James Ginzburg has spent most of his recent years directing Multiverse Music a British music publisher that played a key role in the Second Renaissance of bass music in Bristol. His latest project is the polar opposite of his usual field: a solo acoustic folk album that goes under the name of Faint Wild Light. Although the self-titled album may offer Ginzburg some solace and sanctuary from the pounding beats that have occupied his daily senses his songs are no less rich for it. Intricate arrangements of smaller sounds work their percussive magic with an enlightened playfulness. Firmament and Speak/Memory offer a cornucopia of sounds calling to mind early Tuung and Found who shared a fondness for hoovering up those everyday sounds along with glimpses of Simon and Garfunkle and an overarching psychedelic fringe.
Squares Becomes Lines has that classic psych sound with evocative acid-trip vocals, marching percussion and building analogue Synths that become increasingly trippy before fading out to a finale of drones.

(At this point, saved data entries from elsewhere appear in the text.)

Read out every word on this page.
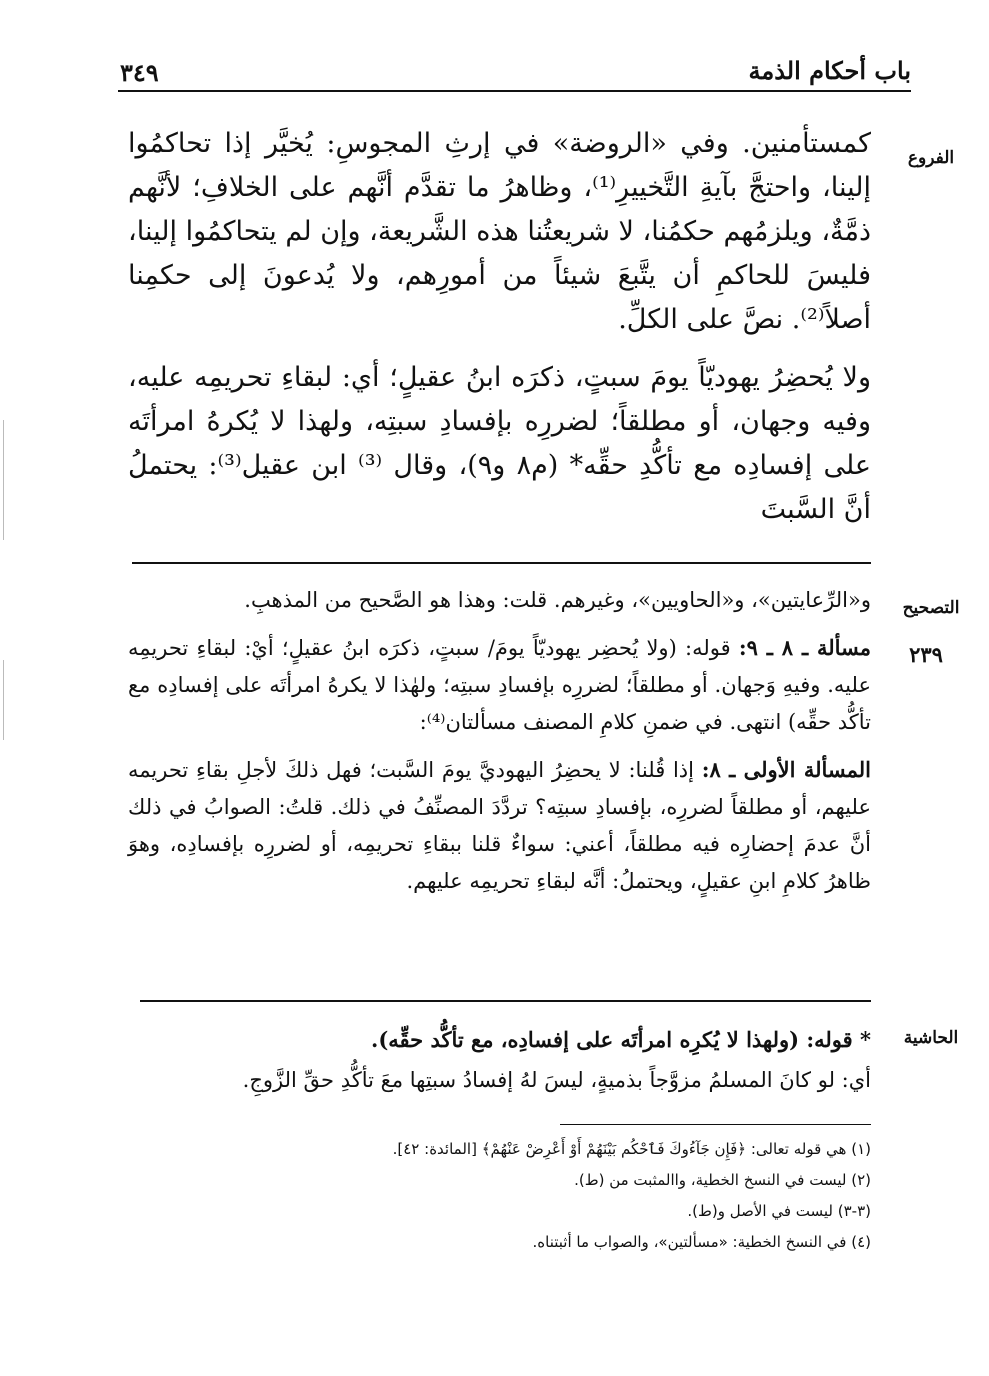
باب أحكام الذمة
٣٤٩
الفروع

كمستأمنين. وفي «الروضة» في إرثِ المجوسِ: يُخيَّر إذا تحاكمُوا إلينا، واحتجَّ بآيةِ التَّخييرِ⁽¹⁾، وظاهرُ ما تقدَّم أنَّهم على الخلافِ؛ لأنَّهم ذمَّةٌ، ويلزمُهم حكمُنا، لا شريعتُنا هذه الشَّريعة، وإن لم يتحاكمُوا إلينا، فليسَ للحاكمِ أن يتَّبعَ شيئاً من أمورِهم، ولا يُدعونَ إلى حكمِنا أصلاً⁽²⁾. نصَّ على الكلِّ.

ولا يُحضِرُ يهوديّاً يومَ سبتٍ، ذكرَه ابنُ عقيلٍ؛ أي: لبقاءِ تحريمِه عليه، وفيه وجهان، أو مطلقاً؛ لضررِه بإفسادِ سبتِه، ولهذا لا يُكرهُ امرأتَه على إفسادِه مع تأكُّدِ حقِّه* (م٨ و٩)، وقال ⁽³⁾ ابن عقيل⁽³⁾: يحتملُ أنَّ السَّبتَ

التصحيح
٢٣٩

و«الرِّعايتين»، و«الحاويين»، وغيرهم. قلت: وهذا هو الصَّحيح من المذهبِ.

مسألة ـ ٨ ـ ٩: قوله: (ولا يُحضِر يهوديّاً يومَ/ سبتٍ، ذكرَه ابنُ عقيلٍ؛ أيْ: لبقاءِ تحريمِه عليه. وفيهِ وَجهان. أو مطلقاً؛ لضررِه بإفسادِ سبتِه؛ ولهٰذا لا يكرهُ امرأتَه على إفسادِه مع تأكُّد حقِّه) انتهى. في ضمنِ كلامِ المصنف مسألتان⁽⁴⁾:

المسألة الأولى ـ ٨: إذا قُلنا: لا يحضِرُ اليهوديَّ يومَ السَّبت؛ فهل ذلكَ لأجلِ بقاءِ تحريمه عليهم، أو مطلقاً لضررِه، بإفسادِ سبتِه؟ تردَّدَ المصنِّفُ في ذلك. قلتُ: الصوابُ في ذلك أنَّ عدمَ إحضارِه فيه مطلقاً، أعني: سواءٌ قلنا ببقاءِ تحريمِه، أو لضررِه بإفسادِه، وهوَ ظاهرُ كلامِ ابنِ عقيلٍ، ويحتملُ: أنَّه لبقاءِ تحريمِه عليهم.

الحاشية

* قوله: (ولهذا لا يُكرِه امرأتَه على إفسادِه، مع تأكُّد حقِّه).

أي: لو كانَ المسلمُ مزوَّجاً بذميةٍ، ليسَ لهُ إفسادُ سبتِها معَ تأكُّدِ حقِّ الزَّوجِ.

(١) هي قوله تعالى: ﴿فَإِن جَآءُوكَ فَٱحْكُم بَيْنَهُمْ أَوْ أَعْرِضْ عَنْهُمْ﴾ [المائدة: ٤٢].

(٢) ليست في النسخ الخطية، واالمثبت من (ط).

(٣-٣) ليست في الأصل و(ط).

(٤) في النسخ الخطية: «مسألتين»، والصواب ما أثبتناه.
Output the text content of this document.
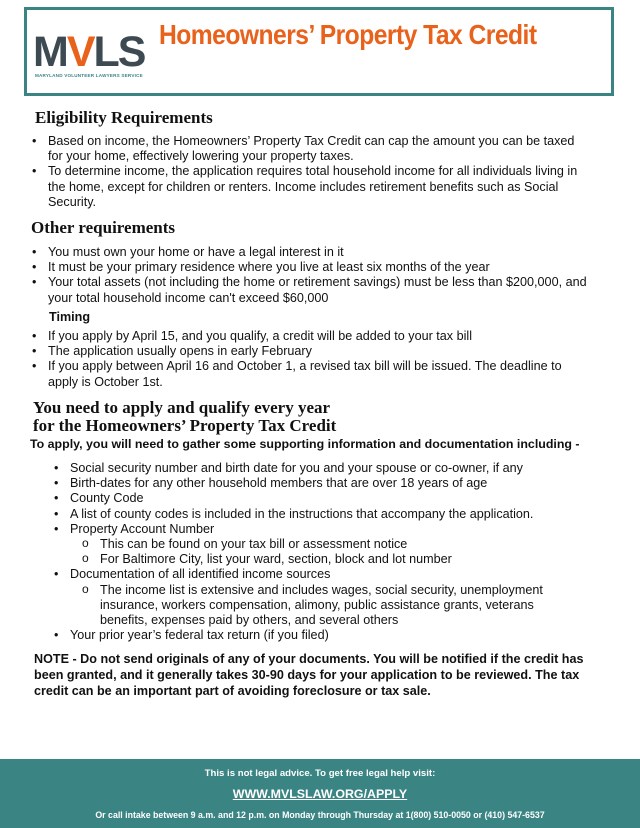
MVLS
MARYLAND VOLUNTEER LAWYERS SERVICE
Homeowners’ Property Tax Credit
Eligibility Requirements
• Based on income, the Homeowners’ Property Tax Credit can cap the amount you can be taxed for your home, effectively lowering your property taxes.
• To determine income, the application requires total household income for all individuals living in the home, except for children or renters. Income includes retirement benefits such as Social Security.
Other requirements
• You must own your home or have a legal interest in it
• It must be your primary residence where you live at least six months of the year
• Your total assets (not including the home or retirement savings) must be less than $200,000, and your total household income can't exceed $60,000
Timing
• If you apply by April 15, and you qualify, a credit will be added to your tax bill
• The application usually opens in early February
• If you apply between April 16 and October 1, a revised tax bill will be issued. The deadline to apply is October 1st.
You need to apply and qualify every year
for the Homeowners’ Property Tax Credit
To apply, you will need to gather some supporting information and documentation including -
• Social security number and birth date for you and your spouse or co-owner, if any
• Birth-dates for any other household members that are over 18 years of age
• County Code
• A list of county codes is included in the instructions that accompany the application.
• Property Account Number
o This can be found on your tax bill or assessment notice
o For Baltimore City, list your ward, section, block and lot number
• Documentation of all identified income sources
o The income list is extensive and includes wages, social security, unemployment insurance, workers compensation, alimony, public assistance grants, veterans benefits, expenses paid by others, and several others
• Your prior year’s federal tax return (if you filed)
NOTE - Do not send originals of any of your documents. You will be notified if the credit has been granted, and it generally takes 30-90 days for your application to be reviewed. The tax credit can be an important part of avoiding foreclosure or tax sale.
This is not legal advice. To get free legal help visit:
WWW.MVLSLAW.ORG/APPLY
Or call intake between 9 a.m. and 12 p.m. on Monday through Thursday at 1(800) 510-0050 or (410) 547-6537
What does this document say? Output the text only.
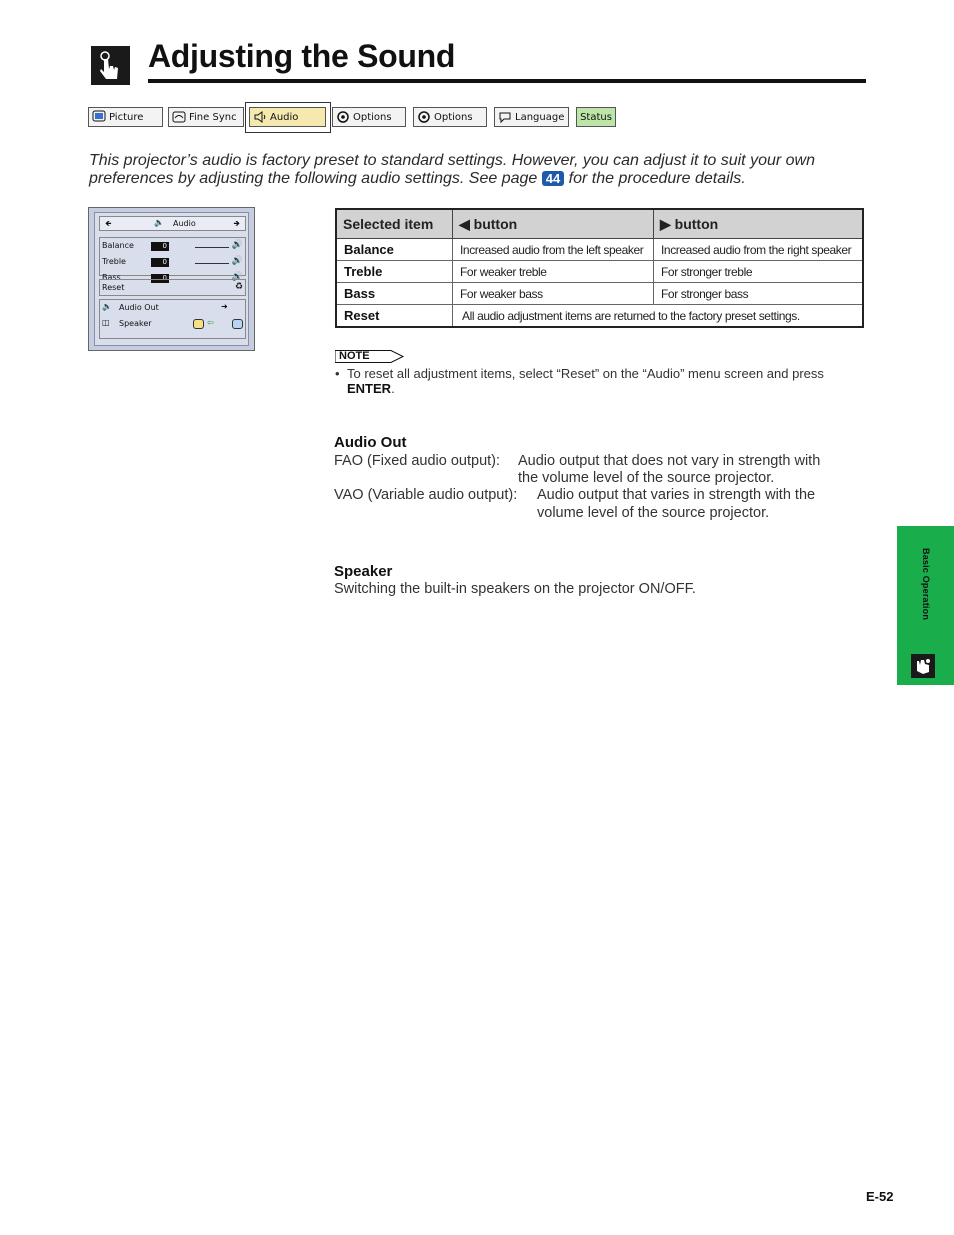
Adjusting the Sound
Picture	Fine Sync	Audio	Options	Options	Language Status
This projector’s audio is factory preset to standard settings. However, you can adjust it to suit your own preferences by adjusting the following audio settings. See page 44 for the procedure details.
🡸	🔈 Audio	🡺
Balance	0	🔊
Treble	0	🔊
Bass	0	🔊
Reset	♻
🔈 Audio Out	➜
◫ Speaker	⇦
Selected item	◀ button	▶ button
Balance	Increased audio from the left speaker	Increased audio from the right speaker
Treble	For weaker treble	For stronger treble
Bass	For weaker bass	For stronger bass
Reset	All audio adjustment items are returned to the factory preset settings.	
NOTE
• To reset all adjustment items, select “Reset” on the “Audio” menu screen and press ENTER.
Audio Out
FAO (Fixed audio output): Audio output that does not vary in strength with
the volume level of the source projector.
VAO (Variable audio output): Audio output that varies in strength with the
volume level of the source projector.
Speaker
Switching the built-in speakers on the projector ON/OFF.	Basic Operation
E-52
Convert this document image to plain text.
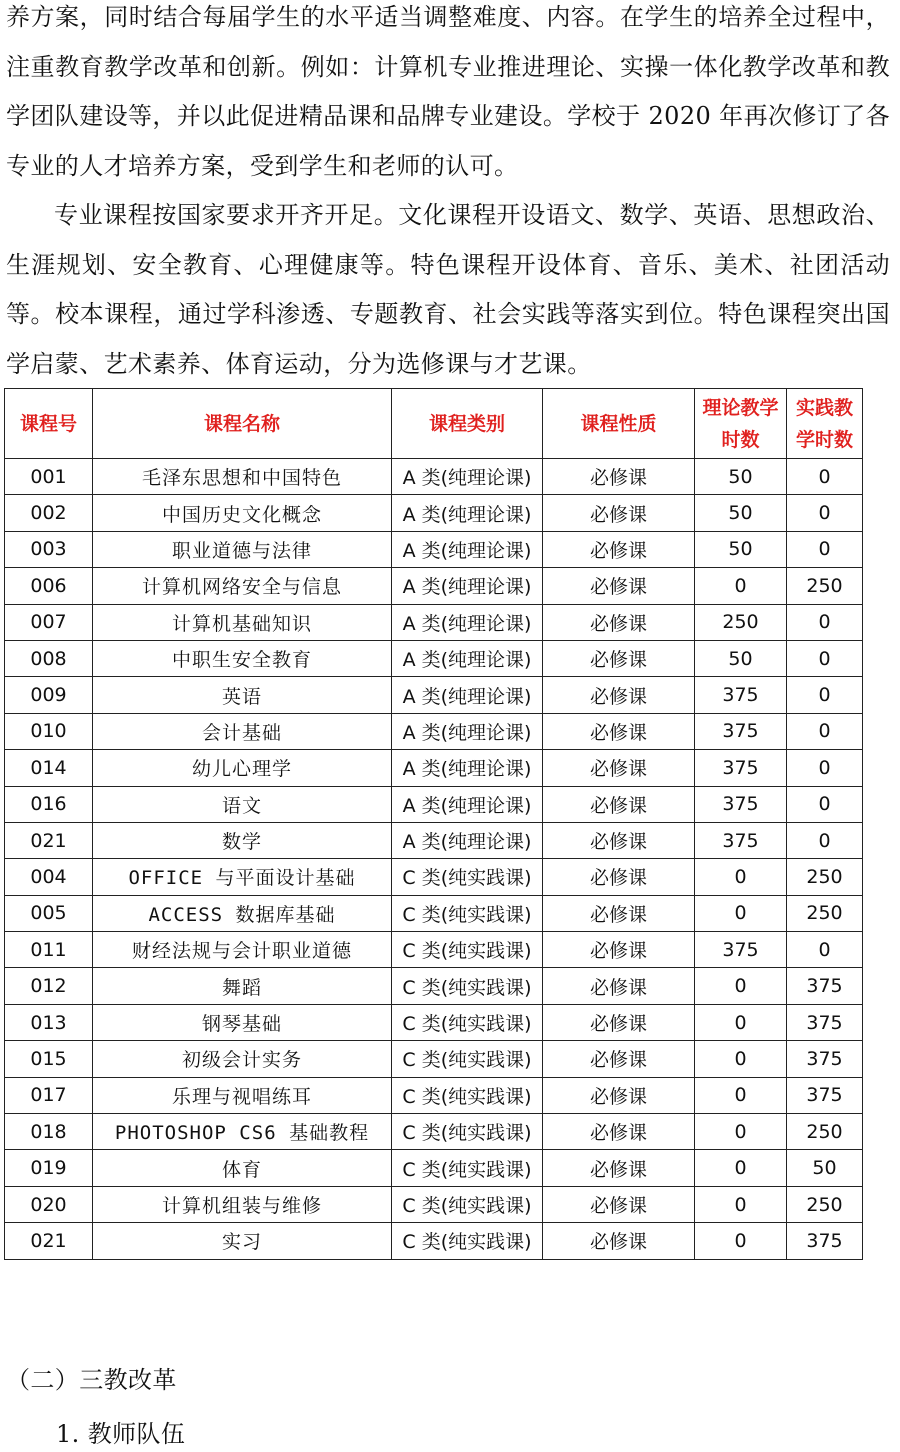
养方案，同时结合每届学生的水平适当调整难度、内容。在学生的培养全过程中，注重教育教学改革和创新。例如：计算机专业推进理论、实操一体化教学改革和教学团队建设等，并以此促进精品课和品牌专业建设。学校于 2020 年再次修订了各专业的人才培养方案，受到学生和老师的认可。

专业课程按国家要求开齐开足。文化课程开设语文、数学、英语、思想政治、生涯规划、安全教育、心理健康等。特色课程开设体育、音乐、美术、社团活动等。校本课程，通过学科渗透、专题教育、社会实践等落实到位。特色课程突出国学启蒙、艺术素养、体育运动，分为选修课与才艺课。

课程号	课程名称	课程类别	课程性质	理论教学时数	实践教学时数
001	毛泽东思想和中国特色	A 类(纯理论课)	必修课	50	0
002	中国历史文化概念	A 类(纯理论课)	必修课	50	0
003	职业道德与法律	A 类(纯理论课)	必修课	50	0
006	计算机网络安全与信息	A 类(纯理论课)	必修课	0	250
007	计算机基础知识	A 类(纯理论课)	必修课	250	0
008	中职生安全教育	A 类(纯理论课)	必修课	50	0
009	英语	A 类(纯理论课)	必修课	375	0
010	会计基础	A 类(纯理论课)	必修课	375	0
014	幼儿心理学	A 类(纯理论课)	必修课	375	0
016	语文	A 类(纯理论课)	必修课	375	0
021	数学	A 类(纯理论课)	必修课	375	0
004	OFFICE 与平面设计基础	C 类(纯实践课)	必修课	0	250
005	ACCESS 数据库基础	C 类(纯实践课)	必修课	0	250
011	财经法规与会计职业道德	C 类(纯实践课)	必修课	375	0
012	舞蹈	C 类(纯实践课)	必修课	0	375
013	钢琴基础	C 类(纯实践课)	必修课	0	375
015	初级会计实务	C 类(纯实践课)	必修课	0	375
017	乐理与视唱练耳	C 类(纯实践课)	必修课	0	375
018	PHOTOSHOP CS6 基础教程	C 类(纯实践课)	必修课	0	250
019	体育	C 类(纯实践课)	必修课	0	50
020	计算机组装与维修	C 类(纯实践课)	必修课	0	250
021	实习	C 类(纯实践课)	必修课	0	375

（二）三教改革

1. 教师队伍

Ginzburg apparently has a fondness for the short stories of Cortázar and novels of Nabokov that is mirrored in “the narrative structure of the songs; vignettes without beginnings, middles and ends, meditations on golden days misremembered, modified visions of half-imagined pasts.” This adds to the escapism and hallucinatory feel of some songs, particularly on Darker whose heavier synths aptly reflect the song title. A feeling that is beautifully lifted by the finale with its strong sense of freedom…Fallow uses gentle layered harmonies and simple string melodies which bring back the light made brighter still by piano.
Faint Wild Light is definitely a grower and one that you’ll enjoy going back to, also perfect for this time of year! I only hope he continues to explore these psych-folk roots!